Un auteur doit tout te donner

 

ILTVSW. Cela n’aurait pu rester qu’un concept, comment êtes-vous parvenus à lui donner l’épaisseur et la fantaisie qui caractérisent, en plus, la série ?
Bruno Gaccio. Nous nous sommes dits qu’un acteur porno n’était pas qu’une machine à baiser, c’était un être humain. Ce type ou cette femme pouvait donc tout à fait être amoureux de quelqu’un, rentrer le soir chez lui épuisé, se poser devant la télé comme on le fait tous quand on est crevé sans réfléchir à rien. La question que nous nous sommes ensuite posée est : comment vit-on cette situation ? On ne peut pas créer pour rien, on crée pour une chaîne. Cette chaîne est la première à avoir diffusé du porno donc elle était tout à fait légitime pour produire une série comme Hard sans que cela soit incongru. Le support était le bon, l’idée n’était pas mauvaise, nous avions une structure pour le faire, qu’est-ce qui nous en empêchait ? Nous avons lancé un appel à projets. Nous en avons reçu 110. Très vite, nous nous sommes dits que nous aimerions retenir celui d’une femme car si nous ne mettions que des mecs autour d’une table, cela serait une catastrophe. Nous en avons retenu deux celui de Cathy Verney et celui d’un autre scénariste. Elle a été la mieux disante notamment parce qu’elle vient d’un milieu bourge et que sa façon de traiter les à-côtés, les verrines, la vallée de Chevreuse … était bien meilleure. Elle ne connaissait rien au porno, c’est nous qui l’avons alimentée.

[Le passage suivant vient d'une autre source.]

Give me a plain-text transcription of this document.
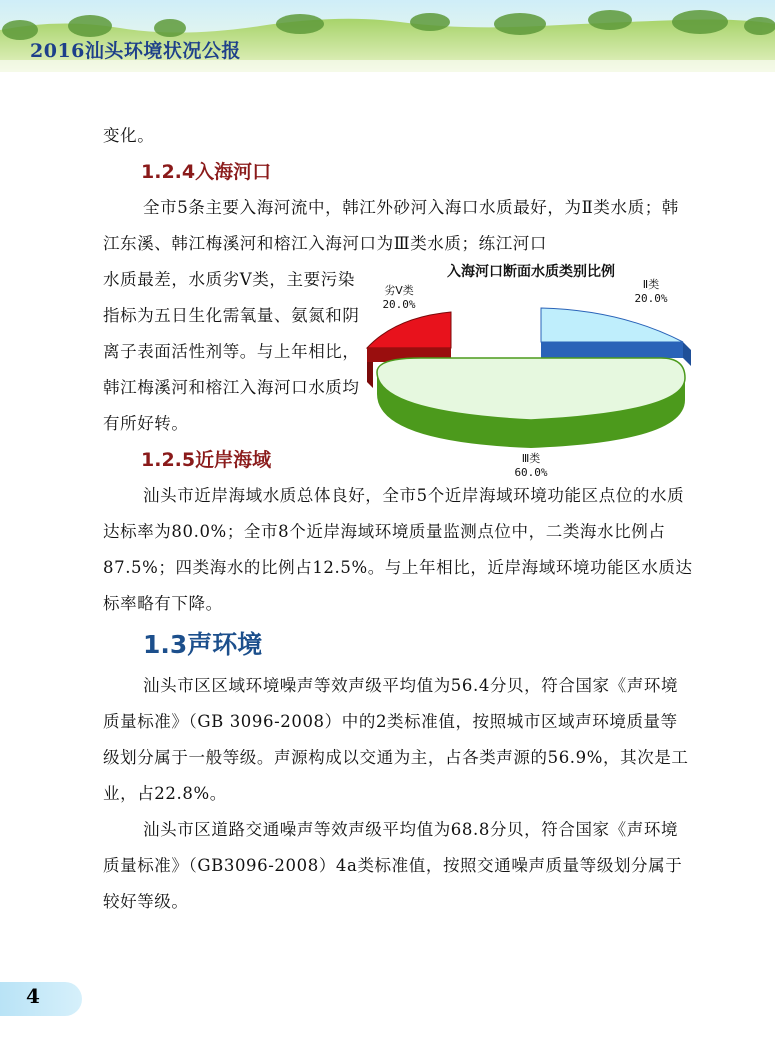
2016汕头环境状况公报

变化。

1.2.4入海河口

全市5条主要入海河流中，韩江外砂河入海口水质最好，为Ⅱ类水质；韩江东溪、韩江梅溪河和榕江入海河口为Ⅲ类水质；练江河口

水质最差，水质劣Ⅴ类，主要污染指标为五日生化需氧量、氨氮和阴离子表面活性剂等。与上年相比，韩江梅溪河和榕江入海河口水质均有所好转。

入海河口断面水质类别比例
劣Ⅴ类
20.0%
Ⅱ类
20.0%
Ⅲ类
60.0%
1.2.5近岸海域

汕头市近岸海域水质总体良好，全市5个近岸海域环境功能区点位的水质达标率为80.0%；全市8个近岸海域环境质量监测点位中，二类海水比例占87.5%；四类海水的比例占12.5%。与上年相比，近岸海域环境功能区水质达标率略有下降。

1.3声环境

汕头市区区域环境噪声等效声级平均值为56.4分贝，符合国家《声环境质量标准》（GB 3096-2008）中的2类标准值，按照城市区域声环境质量等级划分属于一般等级。声源构成以交通为主，占各类声源的56.9%，其次是工业，占22.8%。

汕头市区道路交通噪声等效声级平均值为68.8分贝，符合国家《声环境质量标准》（GB3096-2008）4a类标准值，按照交通噪声质量等级划分属于较好等级。

4
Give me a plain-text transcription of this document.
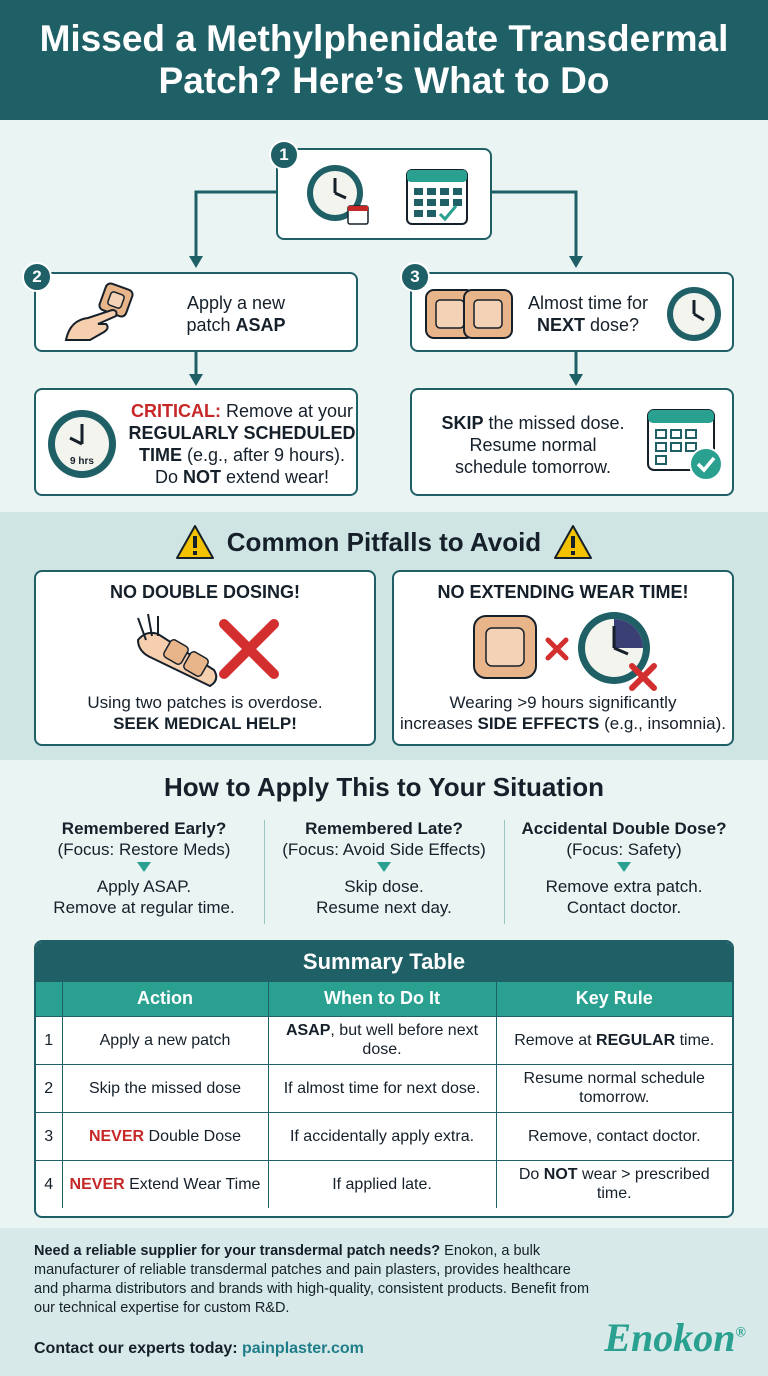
Missed a Methylphenidate Transdermal Patch? Here’s What to Do
1
Apply a new
patch ASAP
2
Almost time for
NEXT dose?
3
9 hrs
CRITICAL: Remove at your
REGULARLY SCHEDULED
TIME (e.g., after 9 hours).
Do NOT extend wear!
SKIP the missed dose.
Resume normal
schedule tomorrow.
Common Pitfalls to Avoid
NO DOUBLE DOSING!
Using two patches is overdose.
SEEK MEDICAL HELP!
NO EXTENDING WEAR TIME!
Wearing >9 hours significantly
increases SIDE EFFECTS (e.g., insomnia).
How to Apply This to Your Situation
Remembered Early?
(Focus: Restore Meds)
Apply ASAP.
Remove at regular time.
Remembered Late?
(Focus: Avoid Side Effects)
Skip dose.
Resume next day.
Accidental Double Dose?
(Focus: Safety)
Remove extra patch.
Contact doctor.
Summary Table
	Action	When to Do It	Key Rule
1	Apply a new patch	ASAP, but well before next dose.	Remove at REGULAR time.
2	Skip the missed dose	If almost time for next dose.	Resume normal schedule tomorrow.
3	NEVER Double Dose	If accidentally apply extra.	Remove, contact doctor.
4	NEVER Extend Wear Time	If applied late.	Do NOT wear > prescribed time.
Need a reliable supplier for your transdermal patch needs? Enokon, a bulk manufacturer of reliable transdermal patches and pain plasters, provides healthcare and pharma distributors and brands with high-quality, consistent products. Benefit from our technical expertise for custom R&D.
Contact our experts today: painplaster.com	Enokon®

ILTVSW. La Fabrique a accueilli de nombreux nouveaux auteurs, comment avez-vous travaillé avec eux ?
Bruno Gaccio. Pour moi, il y a des étapes. Les premières semaines, il faut dire aux auteurs : « Fais ce que tu veux. Je veux tout ce qu’il y a dans ta tête donc il y a zéro limite ». Il faut qu’ils osent tout. Il faut qu’ils rendent tout : des scènes, des notes, des dialogues, des personnages … Dans le désordre, ce qui est important, c’est de tout mettre sur la table. Un auteur doit tout te donner. Je sais que je travaille pour la télévision et qu’il devra faire 26, 52 ou 90 minutes. Il ne peut pas me donner un film de deux heures, ni un court métrage. Mais ça, je n’ai pas à lui dire. Une fois que tout sera sur la table, on fera des réunions assez longues pour voir ce qui va dans la direction qu’il a choisie. Sauf qu’il y a un support, la télévision qui a une ligne éditoriale, qui veut certaines choses et pas d’autres. Mon rôle est d’emmener l’auteur dans ce cadre sans qu’il s’en aperçoive et sans le brimer parce que s’il nous livre quelque chose qu’on ne peut pas diffuser, il aura travaillé pour rien et nous on aura perdu de l’argent. Tout le travail, c’est ça.

 

 

 

ILTVSW. Et ce désordre finit un jour par prendre du sens …
Bruno Gaccio. Ce qui nourrit l’histoire fait que le personnage naît. Et, à un moment du processus, une évidence surgit. C’était comme ça que cela devait être. C’est évident. Les auteurs reconnaissent ce moment-là et les producteurs, aussi. Ils disent : « Cette femme est comme ça, elle a tant d’enfants, elle fait ce métier-là ». Pour Hard par exemple, tout ce qu’elle fait, c’est pour nourrir sa famille. La seule chose qui la pousse, c’est d’être autonome.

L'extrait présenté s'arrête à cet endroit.